Female panda artificially inseminated at Edinburgh zoo
Scientists have artificially inseminated UK`s only female giant panda at Edinburgh zoo, after she seemed unwilling to mate with a male partner.
London: Scientists have artificially inseminated UK`s only female giant panda at Edinburgh zoo, after she seemed unwilling to mate with a male partner.
A specialist team and experts from around the world performed artificial insemination on female giant panda Tian Tian yesterday, the zoo has announced.
Despite the male panda, Yang Guang, having shown "consistently encouraging behaviour" natural mating was not attempted.
"Based on his many years` experience, our Chinese colleague Professor Wang felt that although Tian Tian had displayed all of the correct behaviours, she had also displayed signs that told him she would not be conducive to mating," a zoo spokeswoman said.
The procedures went very much to plan and giant pandas are both well, the spokeswoman said.
The announcement follows a week after Tian Tian`s hormones showed she was approaching her 36-hour fertile period.
Scientists had been monitoring Tian Tian and signs that she was nearing mating season included grumpy behaviour and loss of appetite.
Keepers had been hopeful that the pair would mate naturally but Tian Tian would also have been artificially inseminated to increase her chances of getting pregnant.

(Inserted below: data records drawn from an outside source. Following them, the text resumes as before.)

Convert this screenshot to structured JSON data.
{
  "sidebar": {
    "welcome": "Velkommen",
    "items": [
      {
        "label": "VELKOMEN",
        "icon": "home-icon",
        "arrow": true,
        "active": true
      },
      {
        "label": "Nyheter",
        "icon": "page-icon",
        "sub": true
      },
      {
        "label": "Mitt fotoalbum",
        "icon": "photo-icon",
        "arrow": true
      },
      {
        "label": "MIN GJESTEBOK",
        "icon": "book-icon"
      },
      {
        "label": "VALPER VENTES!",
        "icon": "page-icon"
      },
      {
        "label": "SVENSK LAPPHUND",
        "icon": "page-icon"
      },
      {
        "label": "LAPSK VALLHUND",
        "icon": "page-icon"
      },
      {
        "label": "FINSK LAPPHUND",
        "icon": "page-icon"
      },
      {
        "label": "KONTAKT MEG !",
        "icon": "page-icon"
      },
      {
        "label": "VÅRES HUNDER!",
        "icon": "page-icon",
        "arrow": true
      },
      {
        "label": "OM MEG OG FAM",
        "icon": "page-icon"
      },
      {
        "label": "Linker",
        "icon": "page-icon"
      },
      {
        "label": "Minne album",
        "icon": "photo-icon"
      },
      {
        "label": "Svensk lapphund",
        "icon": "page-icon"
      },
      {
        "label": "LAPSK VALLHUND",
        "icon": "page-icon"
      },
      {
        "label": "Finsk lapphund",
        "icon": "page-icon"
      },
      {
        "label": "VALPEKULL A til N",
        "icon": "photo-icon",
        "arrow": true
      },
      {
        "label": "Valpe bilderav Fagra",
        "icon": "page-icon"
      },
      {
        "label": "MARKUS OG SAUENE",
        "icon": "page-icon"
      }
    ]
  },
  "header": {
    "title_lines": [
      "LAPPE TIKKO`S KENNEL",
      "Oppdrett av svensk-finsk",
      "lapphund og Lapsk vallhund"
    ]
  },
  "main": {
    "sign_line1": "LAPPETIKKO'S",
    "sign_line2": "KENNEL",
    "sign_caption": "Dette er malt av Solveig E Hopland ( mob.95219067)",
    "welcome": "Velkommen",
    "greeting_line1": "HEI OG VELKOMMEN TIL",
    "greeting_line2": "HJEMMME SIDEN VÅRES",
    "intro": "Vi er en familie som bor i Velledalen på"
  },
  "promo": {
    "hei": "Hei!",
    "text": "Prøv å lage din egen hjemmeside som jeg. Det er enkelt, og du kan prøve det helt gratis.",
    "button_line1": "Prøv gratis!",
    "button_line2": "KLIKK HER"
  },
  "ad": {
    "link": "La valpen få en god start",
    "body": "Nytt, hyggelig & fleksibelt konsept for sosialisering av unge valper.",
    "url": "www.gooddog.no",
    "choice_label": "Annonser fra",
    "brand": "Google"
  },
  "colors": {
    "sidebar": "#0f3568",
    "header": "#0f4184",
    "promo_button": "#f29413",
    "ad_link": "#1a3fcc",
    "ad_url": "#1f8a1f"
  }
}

The pandas Tian Tian (Sweetie) and Yang Guang (Sunshine) were acquired by the zoo from China in 2011.
Throughout the past week the zoo swapped the pandas between enclosures in an effort to prepare them for mating.
They were also able to interact with a grate keeping them apart, BBC News reported.
If Tian Tian does becomes pregnant, confirmation will come in mid-July when experts can give her an ultrasound scan. It would then be likely that her cub, or cubs, are born at the end of August or the beginning of September.
The normal breeding season for pandas is mid-April to May.